George looked around for the kindling. It was not a mountain of kindling. And it was barely a mound. Still, George went to work. He chopped the long, thin branches into small sticks.
Then George chopped the small sticks into smaller sticks. Then he chopped the smaller sticks into pieces. George saw that the pieces were too small to be chopped further.
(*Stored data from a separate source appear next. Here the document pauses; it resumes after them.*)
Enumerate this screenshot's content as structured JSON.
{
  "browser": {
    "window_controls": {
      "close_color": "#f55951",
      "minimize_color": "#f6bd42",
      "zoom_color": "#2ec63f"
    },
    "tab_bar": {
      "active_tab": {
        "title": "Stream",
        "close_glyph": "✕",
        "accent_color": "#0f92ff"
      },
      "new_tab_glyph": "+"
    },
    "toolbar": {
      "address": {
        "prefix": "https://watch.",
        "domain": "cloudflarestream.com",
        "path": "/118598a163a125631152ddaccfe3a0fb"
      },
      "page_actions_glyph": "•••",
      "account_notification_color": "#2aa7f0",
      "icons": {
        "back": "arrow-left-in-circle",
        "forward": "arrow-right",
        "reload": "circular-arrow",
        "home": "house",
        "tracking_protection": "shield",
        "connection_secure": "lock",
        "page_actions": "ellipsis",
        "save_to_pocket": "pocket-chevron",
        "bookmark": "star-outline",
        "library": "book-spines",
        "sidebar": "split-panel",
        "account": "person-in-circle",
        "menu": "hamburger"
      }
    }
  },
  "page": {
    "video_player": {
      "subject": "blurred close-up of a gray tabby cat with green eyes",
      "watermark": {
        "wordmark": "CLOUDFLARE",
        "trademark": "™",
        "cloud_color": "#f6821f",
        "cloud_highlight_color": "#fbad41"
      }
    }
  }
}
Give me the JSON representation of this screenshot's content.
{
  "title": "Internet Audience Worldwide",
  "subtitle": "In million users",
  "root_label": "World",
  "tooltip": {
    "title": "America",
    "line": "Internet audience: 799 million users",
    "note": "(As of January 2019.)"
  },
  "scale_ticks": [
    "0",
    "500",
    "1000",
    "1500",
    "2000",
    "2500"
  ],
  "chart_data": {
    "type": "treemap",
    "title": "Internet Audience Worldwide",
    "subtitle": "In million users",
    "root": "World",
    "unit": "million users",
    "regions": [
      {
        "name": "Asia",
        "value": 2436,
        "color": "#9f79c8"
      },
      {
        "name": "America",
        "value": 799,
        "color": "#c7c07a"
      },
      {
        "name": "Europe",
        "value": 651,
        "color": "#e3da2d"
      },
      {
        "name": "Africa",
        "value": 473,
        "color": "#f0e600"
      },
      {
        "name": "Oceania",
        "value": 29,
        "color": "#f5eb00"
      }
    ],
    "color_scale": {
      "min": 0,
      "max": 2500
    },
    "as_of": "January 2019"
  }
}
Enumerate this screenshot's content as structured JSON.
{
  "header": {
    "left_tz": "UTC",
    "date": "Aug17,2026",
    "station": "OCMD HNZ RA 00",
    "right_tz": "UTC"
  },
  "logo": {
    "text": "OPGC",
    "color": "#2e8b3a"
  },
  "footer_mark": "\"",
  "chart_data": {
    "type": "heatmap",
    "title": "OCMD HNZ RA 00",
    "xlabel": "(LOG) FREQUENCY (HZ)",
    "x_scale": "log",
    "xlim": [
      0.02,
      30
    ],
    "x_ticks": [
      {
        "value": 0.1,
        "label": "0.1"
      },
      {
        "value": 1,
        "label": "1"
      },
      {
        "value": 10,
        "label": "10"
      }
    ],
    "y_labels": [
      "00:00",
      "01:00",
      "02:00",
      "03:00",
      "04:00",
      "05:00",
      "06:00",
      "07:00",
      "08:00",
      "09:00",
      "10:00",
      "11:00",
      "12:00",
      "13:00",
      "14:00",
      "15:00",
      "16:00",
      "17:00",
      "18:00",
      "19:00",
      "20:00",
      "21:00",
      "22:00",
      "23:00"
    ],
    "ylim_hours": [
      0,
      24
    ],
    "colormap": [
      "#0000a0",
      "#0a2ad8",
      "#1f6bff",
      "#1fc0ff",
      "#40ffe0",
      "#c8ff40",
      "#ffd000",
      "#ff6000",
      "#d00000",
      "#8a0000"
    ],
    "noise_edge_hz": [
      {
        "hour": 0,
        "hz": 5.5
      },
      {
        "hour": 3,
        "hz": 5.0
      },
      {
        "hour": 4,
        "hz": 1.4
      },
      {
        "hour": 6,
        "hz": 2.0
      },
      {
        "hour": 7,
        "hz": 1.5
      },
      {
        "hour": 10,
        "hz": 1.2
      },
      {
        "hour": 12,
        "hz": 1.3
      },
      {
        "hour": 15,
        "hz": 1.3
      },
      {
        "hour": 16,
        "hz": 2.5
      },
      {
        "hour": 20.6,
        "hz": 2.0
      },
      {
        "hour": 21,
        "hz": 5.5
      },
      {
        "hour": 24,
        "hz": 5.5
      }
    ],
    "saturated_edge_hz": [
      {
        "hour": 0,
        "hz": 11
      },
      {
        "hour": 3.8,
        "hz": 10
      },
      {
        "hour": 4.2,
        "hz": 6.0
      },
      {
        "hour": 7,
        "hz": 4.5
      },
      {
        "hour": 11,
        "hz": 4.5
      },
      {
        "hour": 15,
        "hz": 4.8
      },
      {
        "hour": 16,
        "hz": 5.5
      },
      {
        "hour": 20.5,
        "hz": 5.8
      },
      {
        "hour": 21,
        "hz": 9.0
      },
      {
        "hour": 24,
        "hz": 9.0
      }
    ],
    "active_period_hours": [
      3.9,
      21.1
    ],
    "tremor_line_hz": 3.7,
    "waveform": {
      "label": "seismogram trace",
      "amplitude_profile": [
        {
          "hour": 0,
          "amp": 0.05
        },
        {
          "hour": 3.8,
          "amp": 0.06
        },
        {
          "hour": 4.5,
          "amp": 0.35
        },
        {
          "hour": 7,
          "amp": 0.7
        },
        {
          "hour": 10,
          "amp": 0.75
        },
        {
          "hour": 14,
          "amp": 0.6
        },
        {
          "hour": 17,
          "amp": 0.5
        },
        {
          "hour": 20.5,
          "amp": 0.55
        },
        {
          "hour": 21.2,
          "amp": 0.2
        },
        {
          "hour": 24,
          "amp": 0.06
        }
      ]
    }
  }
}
He ran inside to tell his mother that he had finished his job.
"I'm finished, Mother. Is there any more kindling for me to chop?" George asked.
"No, George. You may play for a while," she said.
George didn't want to play. He wanted to chop more wood.
George wandered outside. George decided to test his hatchet again. He went to an old, thick fence post. On the first strike, his hatchet's blade sunk deep into the wood.
George had to tug to pull it free. "Well, that was too thick," George thought. Then he saw the trunk of the young cherry tree.
The tree trunk looked just right. It wasn't full-grown as the apple and pear trees were. George chopped at the cherry tree. The blade dug into the tree trunk, but pulled free easily. Why, it would take just a few strokes of his hatchet to cut the tree down!
George chopped until the tree fell. George looked proudly at the fallen tree. Then he remembered how much his father liked the cherry tree. And he remembered how his father had told him to be careful with the hatchet.